Since the beginning of the tenancy, the tenant has only paid two months' rent. After this, the amount of rent rate paid was first reduced due to the flat allegedly being uninhabitable - and shortly thereafter discontinued. Due to non-payment of rent, a claim for payment was issued and an eviction procedure initiated in 2002 - i.e. 5 years ago!!!! There were numerous interruptions of the proceeding due to passive actions induced by the tenant. As the tenant has been representing herself wherever possible for some time now (the tenant initially engaged several solicitors), which means those presiding over the hearings must fulfil their special guidance and instruction duties towards unrepresented parties. This has caused repeated delays.
The following procedures are being/have been carried out:
- Assessment of the appropriateness of the level of rent
- Operating costs
- Uninhabitable state (due to tenant's own remodeling activities)
- Criminal proceedings against the tenant due to fraud
- Private insolvency was dismissed on the grounds of insufficient assets
As the tenant did not pay her electricity bill either, the electricity was switched off. Damages hitherto amount to approx. EUR 400,000. There is still as yet no end of the proceedings in sight.
After 6,5 years there was a default judgement. The tenant was criminal convicted, all outstanding proceedings abandoned and the devastated flat was taken back.
Since January 2006, the tenant has been retaining approx. 80% of the total rent due on the grounds of alleged impairment due to odour nuisance resulting from smokers in the stairway. The landlord instigated action for payment of rent and eviction.
Rent arrears amount to approx. EUR 40,000.
After 2,5 years there was a court settlement in which the landlord granted minimal rent reduction but had to bear his attorney's fees.
The tenant rented a low-priced undeveloped attic for the purpose of development at Börsenplatz, 1010 Vienna. The development procedure was instigated by the tenant at his cost (-low-budget remodeling procedure). Due to the duty of maintenance over the common parts of the property stipulated in the Tenancy Act, the landlord is obliged to cover the increased expenses resulting from the "low-budget remodeling by the tenant" for roof, insulation, and balconies, as well as for consequent damages incurred by the other tenants. Maintenance and refurbishment costs amounting to the price of a new flat have hitherto accrued to the landlord to date - while the rent paid for an "undeveloped attic" remains extremely low.

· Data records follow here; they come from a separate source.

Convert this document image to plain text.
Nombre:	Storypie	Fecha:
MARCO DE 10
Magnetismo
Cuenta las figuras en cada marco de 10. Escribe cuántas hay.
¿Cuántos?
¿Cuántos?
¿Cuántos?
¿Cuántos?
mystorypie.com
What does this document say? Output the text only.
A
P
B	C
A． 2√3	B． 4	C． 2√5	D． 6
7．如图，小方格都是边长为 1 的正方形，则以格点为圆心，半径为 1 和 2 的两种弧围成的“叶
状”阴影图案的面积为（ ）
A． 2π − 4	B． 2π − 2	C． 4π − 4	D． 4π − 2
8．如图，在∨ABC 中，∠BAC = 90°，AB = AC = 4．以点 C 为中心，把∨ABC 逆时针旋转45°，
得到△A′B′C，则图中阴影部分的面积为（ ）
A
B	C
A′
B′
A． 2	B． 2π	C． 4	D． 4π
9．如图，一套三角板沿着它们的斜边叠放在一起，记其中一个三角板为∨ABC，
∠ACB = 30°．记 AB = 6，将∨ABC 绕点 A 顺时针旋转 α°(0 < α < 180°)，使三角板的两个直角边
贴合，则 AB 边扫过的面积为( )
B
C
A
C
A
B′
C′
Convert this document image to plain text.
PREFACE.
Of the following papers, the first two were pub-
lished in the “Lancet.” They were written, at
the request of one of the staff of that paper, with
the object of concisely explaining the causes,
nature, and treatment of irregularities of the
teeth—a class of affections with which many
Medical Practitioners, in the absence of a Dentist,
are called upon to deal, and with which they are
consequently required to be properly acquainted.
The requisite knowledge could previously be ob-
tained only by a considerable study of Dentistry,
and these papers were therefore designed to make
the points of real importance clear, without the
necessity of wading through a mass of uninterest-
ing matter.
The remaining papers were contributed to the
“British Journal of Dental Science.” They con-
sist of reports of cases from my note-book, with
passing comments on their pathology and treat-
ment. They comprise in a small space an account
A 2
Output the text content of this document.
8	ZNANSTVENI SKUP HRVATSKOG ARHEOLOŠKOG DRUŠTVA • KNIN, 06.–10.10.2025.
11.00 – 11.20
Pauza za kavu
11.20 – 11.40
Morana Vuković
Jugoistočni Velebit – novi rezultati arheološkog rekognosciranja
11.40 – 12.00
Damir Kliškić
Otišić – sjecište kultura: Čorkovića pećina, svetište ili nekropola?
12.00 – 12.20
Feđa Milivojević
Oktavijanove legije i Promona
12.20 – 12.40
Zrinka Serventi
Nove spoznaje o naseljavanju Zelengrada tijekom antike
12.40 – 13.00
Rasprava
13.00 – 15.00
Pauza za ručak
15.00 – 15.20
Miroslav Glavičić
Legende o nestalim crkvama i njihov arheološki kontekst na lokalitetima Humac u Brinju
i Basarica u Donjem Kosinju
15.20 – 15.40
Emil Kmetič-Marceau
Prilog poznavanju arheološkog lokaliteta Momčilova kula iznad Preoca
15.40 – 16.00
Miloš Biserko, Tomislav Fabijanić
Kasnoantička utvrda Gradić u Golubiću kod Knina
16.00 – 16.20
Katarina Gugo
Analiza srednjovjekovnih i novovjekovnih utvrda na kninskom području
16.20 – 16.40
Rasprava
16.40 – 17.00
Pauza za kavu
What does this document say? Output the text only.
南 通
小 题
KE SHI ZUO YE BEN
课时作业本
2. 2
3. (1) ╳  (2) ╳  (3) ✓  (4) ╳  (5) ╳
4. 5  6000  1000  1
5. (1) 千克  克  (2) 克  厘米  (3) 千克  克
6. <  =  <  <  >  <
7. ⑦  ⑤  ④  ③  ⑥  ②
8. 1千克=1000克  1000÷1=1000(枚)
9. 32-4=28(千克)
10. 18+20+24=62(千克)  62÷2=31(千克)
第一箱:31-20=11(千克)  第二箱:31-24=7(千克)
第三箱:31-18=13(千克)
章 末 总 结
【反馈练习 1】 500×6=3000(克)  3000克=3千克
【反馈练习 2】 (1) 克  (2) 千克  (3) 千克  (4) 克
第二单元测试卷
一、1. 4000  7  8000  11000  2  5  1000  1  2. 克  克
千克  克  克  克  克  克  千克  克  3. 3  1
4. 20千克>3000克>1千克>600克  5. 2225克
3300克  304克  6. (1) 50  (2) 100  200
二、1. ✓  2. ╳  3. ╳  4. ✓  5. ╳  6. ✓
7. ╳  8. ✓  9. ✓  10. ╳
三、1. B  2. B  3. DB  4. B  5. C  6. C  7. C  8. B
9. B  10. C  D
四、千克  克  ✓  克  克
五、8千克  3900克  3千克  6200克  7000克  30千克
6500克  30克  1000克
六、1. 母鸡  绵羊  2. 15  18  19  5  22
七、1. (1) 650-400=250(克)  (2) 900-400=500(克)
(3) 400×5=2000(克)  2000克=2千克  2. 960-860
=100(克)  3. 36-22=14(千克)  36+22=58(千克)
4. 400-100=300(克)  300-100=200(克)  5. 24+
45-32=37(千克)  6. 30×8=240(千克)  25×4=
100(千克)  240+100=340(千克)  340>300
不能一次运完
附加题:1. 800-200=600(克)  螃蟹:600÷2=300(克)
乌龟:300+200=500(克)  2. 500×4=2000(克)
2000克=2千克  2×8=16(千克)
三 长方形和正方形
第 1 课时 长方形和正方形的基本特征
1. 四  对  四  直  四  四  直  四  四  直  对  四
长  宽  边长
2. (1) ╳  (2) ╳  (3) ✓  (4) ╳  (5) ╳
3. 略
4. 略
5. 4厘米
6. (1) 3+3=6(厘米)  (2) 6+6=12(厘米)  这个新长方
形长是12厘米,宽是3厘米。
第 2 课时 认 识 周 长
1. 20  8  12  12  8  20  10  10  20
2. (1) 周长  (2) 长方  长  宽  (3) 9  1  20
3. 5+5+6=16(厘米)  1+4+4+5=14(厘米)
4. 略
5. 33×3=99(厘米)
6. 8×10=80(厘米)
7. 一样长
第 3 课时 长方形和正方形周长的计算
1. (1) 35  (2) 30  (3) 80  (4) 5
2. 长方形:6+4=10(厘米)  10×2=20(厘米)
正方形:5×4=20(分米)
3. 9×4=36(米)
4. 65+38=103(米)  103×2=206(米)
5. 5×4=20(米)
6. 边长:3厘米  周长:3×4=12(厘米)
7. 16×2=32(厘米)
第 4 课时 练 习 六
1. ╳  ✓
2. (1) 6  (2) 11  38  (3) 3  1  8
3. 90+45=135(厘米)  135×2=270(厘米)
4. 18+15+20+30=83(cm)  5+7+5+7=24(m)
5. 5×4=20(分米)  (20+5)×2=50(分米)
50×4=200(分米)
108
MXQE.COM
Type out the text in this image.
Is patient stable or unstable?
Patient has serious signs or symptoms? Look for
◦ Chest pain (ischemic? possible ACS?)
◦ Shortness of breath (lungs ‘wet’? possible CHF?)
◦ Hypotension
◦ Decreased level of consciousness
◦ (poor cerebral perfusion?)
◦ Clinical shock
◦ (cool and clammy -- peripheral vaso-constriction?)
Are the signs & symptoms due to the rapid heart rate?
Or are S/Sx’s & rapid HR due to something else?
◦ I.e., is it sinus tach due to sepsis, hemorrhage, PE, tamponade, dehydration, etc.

Landlords are continuously confronted with such cases where it is not possible to serve notices. The necessity of an appointed trustee not only generates immense costs, but loss of time as well - as the landlord is thus unable to tend to other business matters. This also presents the problem of a lack of enforceability within the registration system. Registration offences, false registrations or non-registration are all only deemed administrative offences.
The tenant, a private person, has died. The probate procedure is disputed, as no rent was paid. Business operations are continued by the leaseholder. It is not possible to issue a notice of termination during the pending probate procedure.
After a few years an out-of- court settlement proceeded to avoid long lasting legal costs.